The story of the last-minute push for a new contract for the California Correctional Peace Officers Association is a sordid and twisted tale that remains mired in a legislative fog one week later. It dramatically illustrates the meta-language of politics, the fluidity the last-minute deal and the fine line between clerical “mistakes” and a vast conspiracy.
Were amendments switched? Were promises reneged? Was the bill’s demise the result of a deliberate legislative maneuver or a simple blunders–or both?
What is clear is this: In the closing hours of the legislative session, California politics was turned on its head. The conservative Senate Republican caucus, which had held out on the budget for more than a month to reign in frivolous spending, was promoting a $300 million pay increase for one of the state’s most powerful labor unions, amid skepticism from the liberal Republican governor and union-friendly Democratic leaders.
What’s clear is that negotiations were fast and furious last Tuesday. There were also different motivations for the last-minute push. And questions abounded.
CCPOA had just suffered a legal setback when an arbitrator ruled their pay was no longer linked to the state highway patrol. That mean the union would not receive the generous pay-hike that highway patrol officers had just received from the state. Political payback, the ghost of Gray Davis, veto override threats, Capitol relationships, and the fate of legislative term limits all played supporting roles in last week’s drama.
Negotiations between the union and the Schwarzenegger administration have been acrimonious at best, and have erupted into a full-scale labor war.
This week, the state began implementation of their official “last, best and final offer” to the union. The union has filed an unfair labor practice complaint against the administration with the Public Employee Relations Board.
CCPOA has strong allies in both political parties. And both Democrats and Republicans have shown an eagerness to see peace restored between the administration and union.
But these contract negotiations have taken place in a very politically charged
environment. And the principal players in the drama all bring their own baggage into the conversation. Schwarzenegger’s chief of staff, Susan Kennedy, has been intimately involved in the administration’s bargaining position with the union.
Kennedy watched first-hand as Gov. Gray Davis made a deal with the union that was described by many Capitol observers as a sweetheart deal. The Davis contract came after the union backed Davis with a large independent-expenditure campaign in the 1998 governor’s race. The union’s deal with Davis was the true beginning of the pay-to-play narrative that stuck to the governor and led to his eventual recall.

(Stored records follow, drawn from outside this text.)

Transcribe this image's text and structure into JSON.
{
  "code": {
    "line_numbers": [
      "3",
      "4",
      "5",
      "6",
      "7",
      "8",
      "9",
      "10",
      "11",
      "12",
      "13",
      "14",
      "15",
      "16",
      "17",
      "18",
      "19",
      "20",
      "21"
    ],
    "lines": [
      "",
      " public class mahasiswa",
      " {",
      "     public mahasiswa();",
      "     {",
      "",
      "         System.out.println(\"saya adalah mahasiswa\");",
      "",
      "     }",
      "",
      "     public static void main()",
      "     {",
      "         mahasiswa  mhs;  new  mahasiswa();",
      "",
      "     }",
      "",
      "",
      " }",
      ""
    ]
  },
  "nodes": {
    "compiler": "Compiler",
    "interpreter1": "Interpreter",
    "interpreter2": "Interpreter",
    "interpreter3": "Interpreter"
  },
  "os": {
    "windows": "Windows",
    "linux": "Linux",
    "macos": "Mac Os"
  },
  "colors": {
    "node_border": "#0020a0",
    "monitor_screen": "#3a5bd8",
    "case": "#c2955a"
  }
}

Kennedy did not play a role in those negotiations, but was clearly marked by the experience. And as the gatekeeper to Gov. Schwarzenegger, she remains determined not to allow her current boss to repeat what she sees as the mistakes of the Davis administration.
Kennedy personally engaged on the final day of session, scrambling to help kill the CCPOA’s last-minute contract bid. Kennedy monitored the legislative machinations, and tried to ensure that the pay-raise bill did not land on the governor’s desk.
“It was not a difficult argument to go out and explain why negotiating union contracts during the last hour of session is totally inappropriate,” says Adam Mendelsohn, Schwarzenegger’s communications director. “I think you would have a very difficult time finding anyone who was willing to justify that.”
But many of the supporters of the last-minute pay-raise bill said they were simply hoping to kickstart stalled negotiations between the union and the administration.